Le coltivazioni nazionali sono diffuse su oltre 150.000 ettari ai quali se ne aggiungono 273.000 seminati soia ma soffrono, denuncia la Coldiretti, “della pressione degli arrivi di prodotto a basso costo e ridotta qualità, magari favoriti dagli accordi commerciali. La produzione nazionale si è così drasticamente ridotta rispetto al passato, accentuando la dipendenza dall’estero, nonostante una ripresa degli ultimi anni. In piena pandemia da Covid le importazioni di legumi in Italia hanno superato i 400 milioni di chili in crescita del 2% rispetto allo stesso periodo dell’anno precedente con un balzo del 16% per i piselli” (dati Istat sui primi dieci mesi del 2021). Il risultato? Tre piatti di fagioli, lenticchie e ceci su quattro che si consumano oggi in Italia sono in realtà stranieri, provenienti soprattutto da Paesi come gli Stati Uniti e il Canada dove, ricorda Coldiretti in una nota, “vengono fatti seccare con l’utilizzo in pre-raccolta del glifosate secondo modalità vietate sul territorio nazionale”. Oltre il 90% delle lenticchie consumate in Italia sono straniere, soprattutto americane e canadesi. Ma la dipendenza dalle importazioni è all’incirca della stessa percentuale anche per i fagioli (che arrivano in gran parte dall’Argentina e dal Nord America), del 70% per i piselli e di oltre il 50% per i ceci.
Tra gli Stati che esportano i loro prodotti in Italia ci sono anche il Messico, molti del Medio Oriente e la Turchia. “All’estero - è il grido di allarme di Coldiretti - non vengono rispettate le stesse normative che vigono nel nostro Paese in materia di utilizzo di sostanze chimiche, come nel caso del glifosato, ma anche per quanto riguarda le condizioni di lavoro come per i fagioli messicani inseriti nella black list dal Ministero del Lavoro degli Stati Uniti nell’ultimo rapporto sullo sfruttamento del lavoro minorile. Occorre assicurare che tutti i prodotti che entrano nei confini nazionali ed europei rispettino gli stessi criteri, garantendo che dietro gli alimenti, italiani e stranieri, in vendita sugli scaffali ci sia un analogo percorso di qualità che riguarda l’ambiente, il lavoro e la salute.
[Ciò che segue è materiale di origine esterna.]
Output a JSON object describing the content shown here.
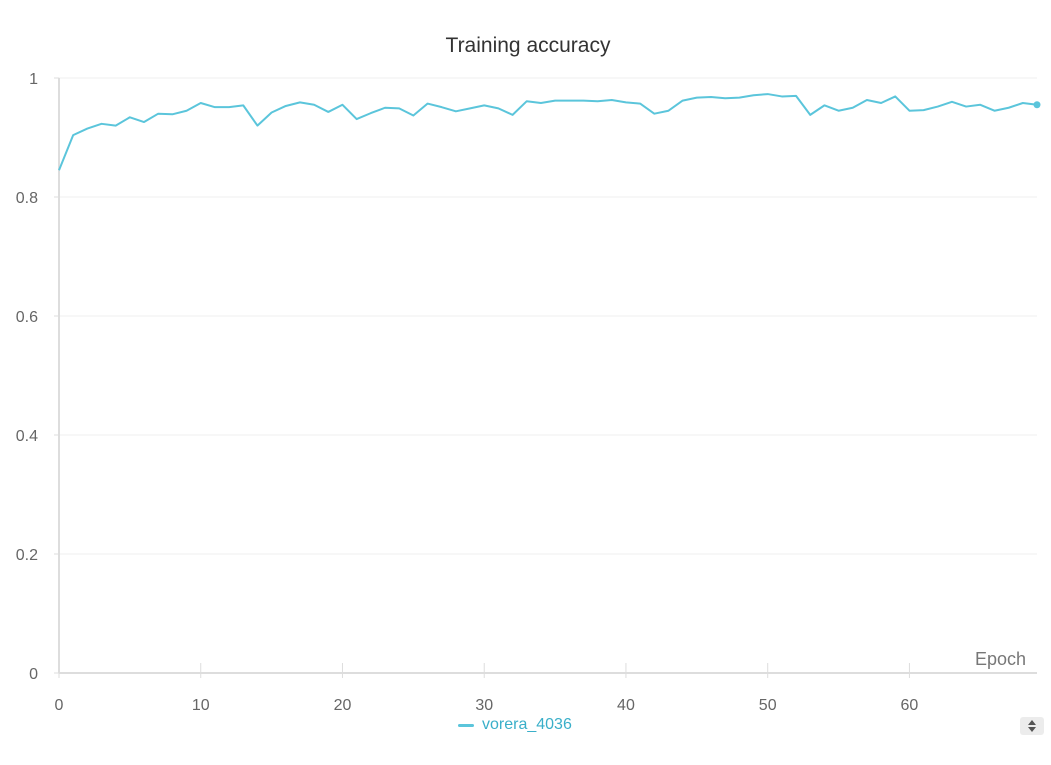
{
  "chart_data": {
    "type": "line",
    "title": "Training accuracy",
    "xlabel": "Epoch",
    "ylabel": "",
    "xlim": [
      0,
      69
    ],
    "ylim": [
      0,
      1
    ],
    "x_ticks": [
      "0",
      "10",
      "20",
      "30",
      "40",
      "50",
      "60"
    ],
    "y_ticks": [
      "0",
      "0.2",
      "0.4",
      "0.6",
      "0.8",
      "1"
    ],
    "grid": true,
    "legend_position": "bottom-center",
    "series": [
      {
        "name": "vorera_4036",
        "color": "#5BC5DB",
        "x": [
          0,
          1,
          2,
          3,
          4,
          5,
          6,
          7,
          8,
          9,
          10,
          11,
          12,
          13,
          14,
          15,
          16,
          17,
          18,
          19,
          20,
          21,
          22,
          23,
          24,
          25,
          26,
          27,
          28,
          29,
          30,
          31,
          32,
          33,
          34,
          35,
          36,
          37,
          38,
          39,
          40,
          41,
          42,
          43,
          44,
          45,
          46,
          47,
          48,
          49,
          50,
          51,
          52,
          53,
          54,
          55,
          56,
          57,
          58,
          59,
          60,
          61,
          62,
          63,
          64,
          65,
          66,
          67,
          68,
          69
        ],
        "y": [
          0.845,
          0.904,
          0.915,
          0.923,
          0.92,
          0.934,
          0.926,
          0.94,
          0.939,
          0.945,
          0.958,
          0.951,
          0.951,
          0.954,
          0.92,
          0.942,
          0.953,
          0.959,
          0.955,
          0.943,
          0.955,
          0.931,
          0.941,
          0.95,
          0.949,
          0.937,
          0.957,
          0.951,
          0.944,
          0.949,
          0.954,
          0.949,
          0.938,
          0.961,
          0.958,
          0.962,
          0.962,
          0.962,
          0.961,
          0.963,
          0.959,
          0.957,
          0.94,
          0.945,
          0.962,
          0.967,
          0.968,
          0.966,
          0.967,
          0.971,
          0.973,
          0.969,
          0.97,
          0.938,
          0.954,
          0.945,
          0.95,
          0.963,
          0.958,
          0.969,
          0.945,
          0.946,
          0.952,
          0.96,
          0.952,
          0.955,
          0.945,
          0.95,
          0.958,
          0.955
        ]
      }
    ]
  }
}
Ma occorre anche rivedere il meccanismo degli accordi che favoriscono l’arrivo di prodotti stranieri sulle nostre tavole dove vanno applicati tre principi fondamentali: parità delle condizioni, efficacia dei controlli, reciprocità delle norme”.
Per semplificare le cose serve una chiara indicazione di origine in etichetta che non è ancora obbligatoria per i legumi secchi o per quelli in scatola. Privilegiare legumi che esplicitamente evidenziano l’origine nazionale in etichetta, come avviene per Dop e Igp, è più di una garanzia.